During Friday's ceremony, Zimbelman noted that thousands of former city residents were still displaced. The Federal Emergency Management Agency made more than 2,000 mobile homes available as temporary housing, and more than 1,300 are still being used, Zimbelman said.
“This means we still have a long way to go,” he said.
The Souris, also known as the Mouse River in North Dakota, crosses from Canada's Saskatchewan province near Sherwood, in northwestern North Dakota, and flows past Burlington, Minot and Velva before turning north and re-entering Manitoba northeast of Westhope.
Oak Park covers about 90 acres and is named for the bur oaks that grow there. Its band shell has hosted weekly concerts, and the park has markets where farmers sell fresh produce twice a week in the summertime. At Christmas, a local civic club sets up displays of Christmas lights.
Pat Bolyard, a retired Minot high school teacher, said she enjoyed the solitude offered by the wooded park and its walking trail, which meanders around the park's grounds for almost a mile.
“You know you're in town, but when you're on the walking path, you kind of feel like you're not,” she said.
Volunteers from the Dakota Boys’ and Girls’ Ranch, an organization that helps troubled youth, gathered up tons of debris in Oak Park shortly after the water receded, Merritt said. Young people from a local Job Corps center pitched in, more than a dozen of whom attended Friday's ceremony.
Three weeks ago, a small army of about 60 workers from 14 rural electric cooperatives rewired the park's picnic shelters and bathrooms.
The park's walking path, which survived the flood without losing any asphalt, has been brushed off and fixed up.
A playground and “splash pad,” where youngsters can frolic in water spray, were officially back in business. It took less than a minute for the splash pad to fill with dozens of children after its water was turned on Friday afternoon.
“I think it's a big morale boost. We hear more about what we've done in the parks than any place else, just because more people see that,” said Bob Underwood, Minot's assistant city forester.
Merritt said almost all of the parks have been cleaned up and readied for summer, although the most heavily damaged park, Roosevelt, which is adjacent to the city's zoo, still needs extensive work and has not reopened.
More than 200 of the zoo's animals are being kept in about 15 zoos around the country and a wildlife park in Wichita, Kan.
The public Souris Valley Golf Course has nine holes open for play, with the layout cobbled together using the course's front and back nines. The 10th hole, for example, is now where a golfer's round begins.

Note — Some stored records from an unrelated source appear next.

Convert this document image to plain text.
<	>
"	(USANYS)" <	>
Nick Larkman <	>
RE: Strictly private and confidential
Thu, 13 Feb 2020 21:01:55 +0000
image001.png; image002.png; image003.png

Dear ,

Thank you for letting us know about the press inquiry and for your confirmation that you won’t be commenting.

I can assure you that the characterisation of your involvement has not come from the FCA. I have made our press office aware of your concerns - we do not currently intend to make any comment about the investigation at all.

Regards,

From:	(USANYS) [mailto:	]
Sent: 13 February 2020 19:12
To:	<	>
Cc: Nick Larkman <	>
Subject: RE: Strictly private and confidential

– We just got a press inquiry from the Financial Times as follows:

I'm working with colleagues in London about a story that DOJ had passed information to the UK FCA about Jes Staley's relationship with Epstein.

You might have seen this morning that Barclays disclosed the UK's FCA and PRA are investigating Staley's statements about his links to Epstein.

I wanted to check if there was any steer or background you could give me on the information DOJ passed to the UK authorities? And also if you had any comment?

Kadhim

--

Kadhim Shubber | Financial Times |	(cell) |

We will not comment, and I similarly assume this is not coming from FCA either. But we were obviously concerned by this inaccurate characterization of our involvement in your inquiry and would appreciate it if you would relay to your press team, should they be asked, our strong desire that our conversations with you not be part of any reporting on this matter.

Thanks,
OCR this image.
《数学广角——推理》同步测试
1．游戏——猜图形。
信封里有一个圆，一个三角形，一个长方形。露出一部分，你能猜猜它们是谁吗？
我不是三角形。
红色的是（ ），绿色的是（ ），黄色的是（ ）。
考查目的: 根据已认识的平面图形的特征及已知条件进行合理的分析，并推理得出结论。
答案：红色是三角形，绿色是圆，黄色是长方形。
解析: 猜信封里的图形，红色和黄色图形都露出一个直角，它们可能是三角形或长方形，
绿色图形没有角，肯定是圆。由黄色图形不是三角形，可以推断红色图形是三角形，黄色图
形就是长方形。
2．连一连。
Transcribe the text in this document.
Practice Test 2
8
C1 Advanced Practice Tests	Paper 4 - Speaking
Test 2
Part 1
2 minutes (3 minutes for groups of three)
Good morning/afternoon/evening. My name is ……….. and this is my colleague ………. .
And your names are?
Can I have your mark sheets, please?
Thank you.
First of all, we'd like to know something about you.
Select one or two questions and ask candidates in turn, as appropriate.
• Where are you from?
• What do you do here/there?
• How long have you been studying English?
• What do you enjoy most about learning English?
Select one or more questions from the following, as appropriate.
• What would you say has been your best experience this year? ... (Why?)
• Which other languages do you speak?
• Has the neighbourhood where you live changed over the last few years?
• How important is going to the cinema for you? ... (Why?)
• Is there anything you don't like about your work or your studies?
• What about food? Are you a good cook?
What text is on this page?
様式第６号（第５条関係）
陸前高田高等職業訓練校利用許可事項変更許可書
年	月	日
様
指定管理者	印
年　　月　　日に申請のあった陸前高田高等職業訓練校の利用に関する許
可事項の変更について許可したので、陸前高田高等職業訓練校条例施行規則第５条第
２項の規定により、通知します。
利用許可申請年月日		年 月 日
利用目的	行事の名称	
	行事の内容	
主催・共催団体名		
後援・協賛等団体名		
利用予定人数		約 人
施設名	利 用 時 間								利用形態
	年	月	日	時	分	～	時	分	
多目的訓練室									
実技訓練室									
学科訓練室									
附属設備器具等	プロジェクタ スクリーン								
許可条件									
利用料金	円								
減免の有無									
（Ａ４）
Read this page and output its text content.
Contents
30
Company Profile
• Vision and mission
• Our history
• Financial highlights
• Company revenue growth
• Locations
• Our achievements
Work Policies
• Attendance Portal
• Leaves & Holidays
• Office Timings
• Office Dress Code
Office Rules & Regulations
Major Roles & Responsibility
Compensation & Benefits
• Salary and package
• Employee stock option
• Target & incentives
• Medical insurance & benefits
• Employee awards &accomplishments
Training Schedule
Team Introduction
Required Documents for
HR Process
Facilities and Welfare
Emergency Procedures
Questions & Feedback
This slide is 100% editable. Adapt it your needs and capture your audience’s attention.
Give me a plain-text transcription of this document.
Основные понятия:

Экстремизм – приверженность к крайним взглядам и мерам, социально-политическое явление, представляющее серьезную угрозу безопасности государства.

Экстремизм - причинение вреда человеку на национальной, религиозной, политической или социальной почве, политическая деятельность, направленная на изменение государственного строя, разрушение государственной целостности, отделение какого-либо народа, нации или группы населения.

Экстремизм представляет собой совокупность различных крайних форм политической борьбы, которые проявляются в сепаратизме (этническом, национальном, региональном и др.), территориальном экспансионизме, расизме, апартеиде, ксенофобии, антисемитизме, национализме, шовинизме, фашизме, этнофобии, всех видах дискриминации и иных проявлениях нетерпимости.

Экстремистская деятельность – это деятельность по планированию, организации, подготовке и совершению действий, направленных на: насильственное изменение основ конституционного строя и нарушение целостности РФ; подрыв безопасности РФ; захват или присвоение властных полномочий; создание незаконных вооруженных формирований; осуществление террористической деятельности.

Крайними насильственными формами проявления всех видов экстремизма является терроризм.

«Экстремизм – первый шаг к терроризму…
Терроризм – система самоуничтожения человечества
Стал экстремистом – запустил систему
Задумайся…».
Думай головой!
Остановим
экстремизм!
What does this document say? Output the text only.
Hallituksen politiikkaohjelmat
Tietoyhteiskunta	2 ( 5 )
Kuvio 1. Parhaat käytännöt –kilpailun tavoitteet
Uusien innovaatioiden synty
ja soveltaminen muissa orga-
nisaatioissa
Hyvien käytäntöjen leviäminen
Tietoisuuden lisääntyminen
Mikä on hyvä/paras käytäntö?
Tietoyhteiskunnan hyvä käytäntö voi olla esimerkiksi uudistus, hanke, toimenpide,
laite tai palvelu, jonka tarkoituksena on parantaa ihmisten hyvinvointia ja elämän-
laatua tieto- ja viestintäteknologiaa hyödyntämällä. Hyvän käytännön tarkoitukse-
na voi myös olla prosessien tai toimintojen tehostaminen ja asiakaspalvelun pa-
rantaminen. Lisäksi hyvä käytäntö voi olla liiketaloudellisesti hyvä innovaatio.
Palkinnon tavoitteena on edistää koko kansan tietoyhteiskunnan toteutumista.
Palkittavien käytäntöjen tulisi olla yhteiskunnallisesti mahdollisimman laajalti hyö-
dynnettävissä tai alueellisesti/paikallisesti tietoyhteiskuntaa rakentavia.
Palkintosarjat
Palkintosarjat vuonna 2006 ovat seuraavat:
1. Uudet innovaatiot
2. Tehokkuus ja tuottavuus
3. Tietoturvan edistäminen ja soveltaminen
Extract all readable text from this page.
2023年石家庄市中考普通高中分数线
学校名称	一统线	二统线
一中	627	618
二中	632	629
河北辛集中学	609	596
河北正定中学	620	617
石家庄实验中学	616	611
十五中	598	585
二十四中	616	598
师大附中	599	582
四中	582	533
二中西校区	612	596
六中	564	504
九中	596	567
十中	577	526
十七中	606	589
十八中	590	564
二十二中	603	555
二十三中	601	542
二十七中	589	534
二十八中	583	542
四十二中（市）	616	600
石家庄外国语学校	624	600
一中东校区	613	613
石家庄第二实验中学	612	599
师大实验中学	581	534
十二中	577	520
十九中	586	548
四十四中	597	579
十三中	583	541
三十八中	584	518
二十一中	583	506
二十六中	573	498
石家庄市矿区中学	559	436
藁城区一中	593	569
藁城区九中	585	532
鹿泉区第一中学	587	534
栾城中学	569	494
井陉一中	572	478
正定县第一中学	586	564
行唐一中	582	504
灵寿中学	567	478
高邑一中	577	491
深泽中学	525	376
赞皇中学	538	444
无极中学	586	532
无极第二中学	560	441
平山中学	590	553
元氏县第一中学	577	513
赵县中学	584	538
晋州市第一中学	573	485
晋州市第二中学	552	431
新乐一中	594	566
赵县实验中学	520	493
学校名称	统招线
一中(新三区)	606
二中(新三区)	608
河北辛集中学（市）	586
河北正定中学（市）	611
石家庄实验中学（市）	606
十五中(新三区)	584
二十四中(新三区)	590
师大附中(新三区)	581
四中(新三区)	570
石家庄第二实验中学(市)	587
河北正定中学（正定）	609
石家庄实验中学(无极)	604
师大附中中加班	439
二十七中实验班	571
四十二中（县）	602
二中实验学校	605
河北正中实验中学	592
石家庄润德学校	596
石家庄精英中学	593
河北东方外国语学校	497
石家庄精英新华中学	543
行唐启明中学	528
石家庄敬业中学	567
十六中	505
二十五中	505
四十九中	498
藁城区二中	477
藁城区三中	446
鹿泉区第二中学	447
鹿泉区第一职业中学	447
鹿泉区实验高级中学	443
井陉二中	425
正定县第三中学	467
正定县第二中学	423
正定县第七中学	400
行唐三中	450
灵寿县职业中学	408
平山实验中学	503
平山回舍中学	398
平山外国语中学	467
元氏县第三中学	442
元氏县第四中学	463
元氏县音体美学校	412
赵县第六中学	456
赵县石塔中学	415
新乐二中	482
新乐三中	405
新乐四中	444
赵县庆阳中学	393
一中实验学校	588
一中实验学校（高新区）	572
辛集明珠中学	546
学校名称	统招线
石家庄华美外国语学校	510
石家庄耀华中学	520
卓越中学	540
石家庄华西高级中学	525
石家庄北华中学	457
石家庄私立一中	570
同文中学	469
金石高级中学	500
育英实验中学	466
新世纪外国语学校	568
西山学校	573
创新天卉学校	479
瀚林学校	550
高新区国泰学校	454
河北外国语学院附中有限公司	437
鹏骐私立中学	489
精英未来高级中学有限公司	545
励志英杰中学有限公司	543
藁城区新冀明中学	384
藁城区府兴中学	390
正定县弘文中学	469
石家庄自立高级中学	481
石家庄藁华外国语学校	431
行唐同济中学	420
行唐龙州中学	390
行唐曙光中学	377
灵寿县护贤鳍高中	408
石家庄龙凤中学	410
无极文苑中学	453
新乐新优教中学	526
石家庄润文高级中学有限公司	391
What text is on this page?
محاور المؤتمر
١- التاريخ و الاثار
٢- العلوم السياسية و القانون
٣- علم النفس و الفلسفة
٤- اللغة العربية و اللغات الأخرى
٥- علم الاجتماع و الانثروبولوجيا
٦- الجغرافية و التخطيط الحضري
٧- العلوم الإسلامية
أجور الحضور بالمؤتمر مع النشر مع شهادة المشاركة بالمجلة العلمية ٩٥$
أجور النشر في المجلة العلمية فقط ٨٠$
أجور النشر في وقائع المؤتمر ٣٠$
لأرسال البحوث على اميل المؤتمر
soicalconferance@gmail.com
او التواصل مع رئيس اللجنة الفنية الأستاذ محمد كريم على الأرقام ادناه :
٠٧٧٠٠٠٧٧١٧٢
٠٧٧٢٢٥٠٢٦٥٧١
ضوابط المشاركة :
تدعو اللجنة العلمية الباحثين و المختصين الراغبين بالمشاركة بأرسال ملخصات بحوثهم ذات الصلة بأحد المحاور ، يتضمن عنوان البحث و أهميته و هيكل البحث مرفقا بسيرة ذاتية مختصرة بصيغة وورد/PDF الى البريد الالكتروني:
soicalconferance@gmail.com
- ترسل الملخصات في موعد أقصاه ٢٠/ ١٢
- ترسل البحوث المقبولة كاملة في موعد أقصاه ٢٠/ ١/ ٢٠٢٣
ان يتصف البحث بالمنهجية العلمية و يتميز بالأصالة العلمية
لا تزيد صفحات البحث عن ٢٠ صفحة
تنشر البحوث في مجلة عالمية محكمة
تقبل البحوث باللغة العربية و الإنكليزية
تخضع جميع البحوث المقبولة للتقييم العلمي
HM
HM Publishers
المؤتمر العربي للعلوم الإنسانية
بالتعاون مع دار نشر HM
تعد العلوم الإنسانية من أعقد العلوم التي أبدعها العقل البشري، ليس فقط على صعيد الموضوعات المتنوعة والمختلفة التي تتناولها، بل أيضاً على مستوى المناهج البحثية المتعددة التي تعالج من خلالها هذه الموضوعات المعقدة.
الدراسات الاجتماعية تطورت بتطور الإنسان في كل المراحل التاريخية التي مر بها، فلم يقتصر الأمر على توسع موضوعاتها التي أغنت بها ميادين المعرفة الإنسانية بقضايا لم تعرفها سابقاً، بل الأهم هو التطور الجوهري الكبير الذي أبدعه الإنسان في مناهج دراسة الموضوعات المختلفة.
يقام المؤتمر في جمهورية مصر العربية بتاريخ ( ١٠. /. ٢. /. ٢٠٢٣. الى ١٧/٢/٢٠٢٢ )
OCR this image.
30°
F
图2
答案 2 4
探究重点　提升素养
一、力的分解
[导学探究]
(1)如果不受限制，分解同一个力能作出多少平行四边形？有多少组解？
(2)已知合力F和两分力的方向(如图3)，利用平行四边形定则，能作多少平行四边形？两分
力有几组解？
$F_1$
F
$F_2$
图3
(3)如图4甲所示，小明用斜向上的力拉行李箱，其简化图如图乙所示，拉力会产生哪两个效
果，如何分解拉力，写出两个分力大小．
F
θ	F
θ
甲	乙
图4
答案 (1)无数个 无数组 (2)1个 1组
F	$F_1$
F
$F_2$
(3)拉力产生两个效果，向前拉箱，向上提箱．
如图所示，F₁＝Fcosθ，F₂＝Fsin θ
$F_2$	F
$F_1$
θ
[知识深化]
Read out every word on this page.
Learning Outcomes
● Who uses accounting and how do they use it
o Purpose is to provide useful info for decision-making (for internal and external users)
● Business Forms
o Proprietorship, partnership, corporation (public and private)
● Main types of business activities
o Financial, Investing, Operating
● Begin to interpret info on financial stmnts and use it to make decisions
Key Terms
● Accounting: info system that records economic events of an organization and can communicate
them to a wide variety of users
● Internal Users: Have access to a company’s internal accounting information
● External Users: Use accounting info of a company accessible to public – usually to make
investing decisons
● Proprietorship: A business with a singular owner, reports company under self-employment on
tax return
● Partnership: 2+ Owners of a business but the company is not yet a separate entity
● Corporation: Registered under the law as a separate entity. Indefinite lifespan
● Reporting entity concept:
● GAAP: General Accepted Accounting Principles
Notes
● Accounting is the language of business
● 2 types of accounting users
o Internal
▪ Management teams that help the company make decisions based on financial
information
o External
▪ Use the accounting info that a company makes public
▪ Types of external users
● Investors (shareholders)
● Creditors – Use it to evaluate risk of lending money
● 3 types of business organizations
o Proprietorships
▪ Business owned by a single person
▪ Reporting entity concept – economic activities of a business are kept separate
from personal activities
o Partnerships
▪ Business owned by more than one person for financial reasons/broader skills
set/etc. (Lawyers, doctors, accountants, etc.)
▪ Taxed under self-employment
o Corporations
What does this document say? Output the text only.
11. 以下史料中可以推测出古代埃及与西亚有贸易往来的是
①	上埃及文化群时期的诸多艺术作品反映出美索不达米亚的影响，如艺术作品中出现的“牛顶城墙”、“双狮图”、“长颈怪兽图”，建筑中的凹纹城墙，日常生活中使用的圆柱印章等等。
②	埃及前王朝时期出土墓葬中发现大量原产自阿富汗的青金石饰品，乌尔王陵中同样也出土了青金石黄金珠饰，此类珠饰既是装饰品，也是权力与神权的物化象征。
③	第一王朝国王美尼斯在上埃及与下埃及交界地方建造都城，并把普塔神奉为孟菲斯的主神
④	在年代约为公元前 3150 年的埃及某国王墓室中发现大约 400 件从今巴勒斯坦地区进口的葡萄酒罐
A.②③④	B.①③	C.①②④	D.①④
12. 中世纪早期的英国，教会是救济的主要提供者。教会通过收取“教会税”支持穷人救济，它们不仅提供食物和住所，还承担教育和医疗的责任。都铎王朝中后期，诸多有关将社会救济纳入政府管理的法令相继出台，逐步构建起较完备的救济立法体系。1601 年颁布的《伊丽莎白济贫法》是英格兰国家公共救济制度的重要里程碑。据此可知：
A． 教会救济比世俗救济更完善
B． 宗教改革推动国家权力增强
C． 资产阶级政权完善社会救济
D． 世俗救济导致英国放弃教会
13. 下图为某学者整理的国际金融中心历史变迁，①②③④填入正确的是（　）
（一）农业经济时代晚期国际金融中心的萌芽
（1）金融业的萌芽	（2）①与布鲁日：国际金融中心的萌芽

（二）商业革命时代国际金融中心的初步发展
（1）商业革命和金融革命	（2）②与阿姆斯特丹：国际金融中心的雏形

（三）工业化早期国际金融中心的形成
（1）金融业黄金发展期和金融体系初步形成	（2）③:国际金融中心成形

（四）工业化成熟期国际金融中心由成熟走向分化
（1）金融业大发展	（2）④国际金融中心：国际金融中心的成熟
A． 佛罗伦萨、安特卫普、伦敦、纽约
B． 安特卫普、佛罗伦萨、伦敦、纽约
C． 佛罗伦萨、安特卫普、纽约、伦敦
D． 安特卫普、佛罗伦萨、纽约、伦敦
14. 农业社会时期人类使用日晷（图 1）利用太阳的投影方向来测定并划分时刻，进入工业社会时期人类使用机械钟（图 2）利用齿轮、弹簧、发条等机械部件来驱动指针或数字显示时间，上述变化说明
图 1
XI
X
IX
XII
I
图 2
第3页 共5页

Baseball diamonds at Corbett Field and Jack Hoeven Park, named for the senator's father, have been resodded. The Hoeven diamonds are fit to host elementary school baseball teams this weekend, although the park complex's bathrooms and concession stand are not ready to open, said Steve Wharton, a Park District horticulturalist.
“We'll have some (portable toilets) for the kids to use,” Wharton said.
Ron Bieri, a longtime member of Minot's Park Board who ended his service this week after 20 years, said the reopening of Oak Park was an important milestone for the community's flood recovery.
Bieri and his wife are gradually restoring the couple's two-story home, about four blocks from the park. While their work progresses, they are living in a FEMA trailer that is parked in their front yard.
Signs of the flood's devastation near the park were still evident Friday. Some homes were abandoned and overrun with weeds that have grown to waist level or higher.
One home had a flyer attached to its front door that was dated last September. Others had piles of debris in their yards as workers labored to tear out flood-damaged interiors.
“People are working on their houses and things are coming back together, but we still joke about it as ‘the ghetto,’ because it looks pretty rotten down here,” Bieri said. “Anything that I think we can do ... that greens things up, and gives people a place where they can go and have a picnic or take a walk, it's back to normal life.”